Every airplane crash is a teachable moment. The extraordinary safety record of flying is built on a process, carried out over many decades, of detecting, understanding, and learning from the causes of accidents. Investigators from the National Transportation Safety Board in the U.S. and their partners in Europe have in this time succeeded in eliminating many serious flaws, mechanical and human, as they were identified.
But before any physical trace of Malaysian Airlines Flight MH370 is found there is already a salutary lesson to be learned: This airplane did not disappear, it was our ability to see it that was missing.
No aviation drama has generated such a global following as this one except possibly the one it most mirrors, the vanishing of Amelia Earhart. The reason is that it is not actually one story but two quite separate ones: the what and the how?
What physically happened to the airplane will be, as usual, the subject of every investigative resource available.
How any airplane could just vanish, however, presents us with a compelling and alarming mystery that does not have to wait until forensic evidence is gathered to be solved.

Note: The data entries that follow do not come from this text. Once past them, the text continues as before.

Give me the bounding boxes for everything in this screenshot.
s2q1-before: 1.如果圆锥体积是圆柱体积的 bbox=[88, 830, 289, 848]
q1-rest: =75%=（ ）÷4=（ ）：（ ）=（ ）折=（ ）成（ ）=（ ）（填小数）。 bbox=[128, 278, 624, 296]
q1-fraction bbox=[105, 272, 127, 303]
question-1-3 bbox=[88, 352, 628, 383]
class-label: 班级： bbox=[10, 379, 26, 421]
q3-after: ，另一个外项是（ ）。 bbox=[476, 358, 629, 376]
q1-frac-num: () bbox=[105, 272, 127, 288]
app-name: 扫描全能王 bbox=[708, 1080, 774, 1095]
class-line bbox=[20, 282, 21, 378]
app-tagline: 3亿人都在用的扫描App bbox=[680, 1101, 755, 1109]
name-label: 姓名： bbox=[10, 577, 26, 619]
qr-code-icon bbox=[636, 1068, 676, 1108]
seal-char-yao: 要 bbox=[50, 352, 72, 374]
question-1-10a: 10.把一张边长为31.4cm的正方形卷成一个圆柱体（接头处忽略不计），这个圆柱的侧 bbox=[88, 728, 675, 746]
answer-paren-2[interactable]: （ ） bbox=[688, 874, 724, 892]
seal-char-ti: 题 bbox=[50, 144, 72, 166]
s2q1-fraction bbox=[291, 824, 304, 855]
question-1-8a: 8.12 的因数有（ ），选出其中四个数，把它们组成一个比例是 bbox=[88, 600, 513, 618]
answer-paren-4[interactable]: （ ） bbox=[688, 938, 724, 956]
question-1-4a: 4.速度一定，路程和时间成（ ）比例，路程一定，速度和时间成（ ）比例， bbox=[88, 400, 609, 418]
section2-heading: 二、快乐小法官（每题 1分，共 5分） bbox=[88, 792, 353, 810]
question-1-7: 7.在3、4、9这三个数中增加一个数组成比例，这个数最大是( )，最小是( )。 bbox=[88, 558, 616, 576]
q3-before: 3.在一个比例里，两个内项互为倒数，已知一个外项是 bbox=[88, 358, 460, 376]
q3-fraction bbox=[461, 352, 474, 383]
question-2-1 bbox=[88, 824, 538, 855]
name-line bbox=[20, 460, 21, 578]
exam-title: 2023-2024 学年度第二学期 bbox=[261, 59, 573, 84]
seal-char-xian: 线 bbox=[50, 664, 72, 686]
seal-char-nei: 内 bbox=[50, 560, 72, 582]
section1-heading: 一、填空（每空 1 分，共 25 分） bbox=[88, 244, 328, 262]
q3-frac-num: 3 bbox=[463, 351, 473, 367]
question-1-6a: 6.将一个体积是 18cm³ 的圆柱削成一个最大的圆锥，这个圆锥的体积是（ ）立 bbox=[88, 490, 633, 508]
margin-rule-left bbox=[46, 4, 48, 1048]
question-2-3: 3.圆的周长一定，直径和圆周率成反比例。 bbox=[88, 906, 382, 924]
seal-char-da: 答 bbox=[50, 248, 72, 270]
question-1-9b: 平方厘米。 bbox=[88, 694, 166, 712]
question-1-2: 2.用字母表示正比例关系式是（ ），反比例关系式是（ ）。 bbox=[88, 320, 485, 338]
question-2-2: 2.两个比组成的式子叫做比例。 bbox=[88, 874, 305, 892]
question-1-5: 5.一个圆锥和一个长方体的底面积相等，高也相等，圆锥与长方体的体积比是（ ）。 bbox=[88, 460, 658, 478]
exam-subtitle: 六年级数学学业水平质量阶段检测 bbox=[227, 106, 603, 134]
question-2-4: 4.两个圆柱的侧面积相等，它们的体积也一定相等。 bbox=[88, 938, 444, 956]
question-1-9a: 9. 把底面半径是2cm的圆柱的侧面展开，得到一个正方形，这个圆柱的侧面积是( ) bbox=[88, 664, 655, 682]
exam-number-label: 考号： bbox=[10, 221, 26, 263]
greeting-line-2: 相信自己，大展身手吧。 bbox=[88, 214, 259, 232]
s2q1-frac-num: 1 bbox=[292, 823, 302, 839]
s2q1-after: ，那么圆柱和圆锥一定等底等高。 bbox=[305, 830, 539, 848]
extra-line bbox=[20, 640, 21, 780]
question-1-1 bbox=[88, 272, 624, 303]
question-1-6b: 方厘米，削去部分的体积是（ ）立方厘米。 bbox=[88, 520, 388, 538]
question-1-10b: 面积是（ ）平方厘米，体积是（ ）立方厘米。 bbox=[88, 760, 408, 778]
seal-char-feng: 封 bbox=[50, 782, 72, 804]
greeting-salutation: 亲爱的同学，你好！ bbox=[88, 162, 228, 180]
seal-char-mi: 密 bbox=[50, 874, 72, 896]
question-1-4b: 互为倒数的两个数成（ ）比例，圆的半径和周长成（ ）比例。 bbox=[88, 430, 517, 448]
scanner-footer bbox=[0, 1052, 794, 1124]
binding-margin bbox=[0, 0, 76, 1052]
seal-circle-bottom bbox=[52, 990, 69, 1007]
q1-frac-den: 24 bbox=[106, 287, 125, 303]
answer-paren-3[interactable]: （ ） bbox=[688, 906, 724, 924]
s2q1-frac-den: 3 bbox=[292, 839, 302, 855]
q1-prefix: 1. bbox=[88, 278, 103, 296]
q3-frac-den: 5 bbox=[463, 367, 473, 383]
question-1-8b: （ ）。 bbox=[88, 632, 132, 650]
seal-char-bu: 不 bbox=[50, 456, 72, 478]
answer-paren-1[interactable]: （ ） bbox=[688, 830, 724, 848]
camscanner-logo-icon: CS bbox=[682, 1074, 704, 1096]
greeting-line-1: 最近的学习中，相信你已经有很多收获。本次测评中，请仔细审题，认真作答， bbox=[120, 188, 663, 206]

After the disappearance of Air France Flight 447 over the South Atlantic in 2009, it was obvious that the equipment we rely on to describe the critical sequence of events leading to a crash had fallen way behind the technology now available. Although flight data recorders had become progressively more sophisticated since they were introduced in the 1950s the principle remained the same: The evidence went down with the airplane and had to be retrieved.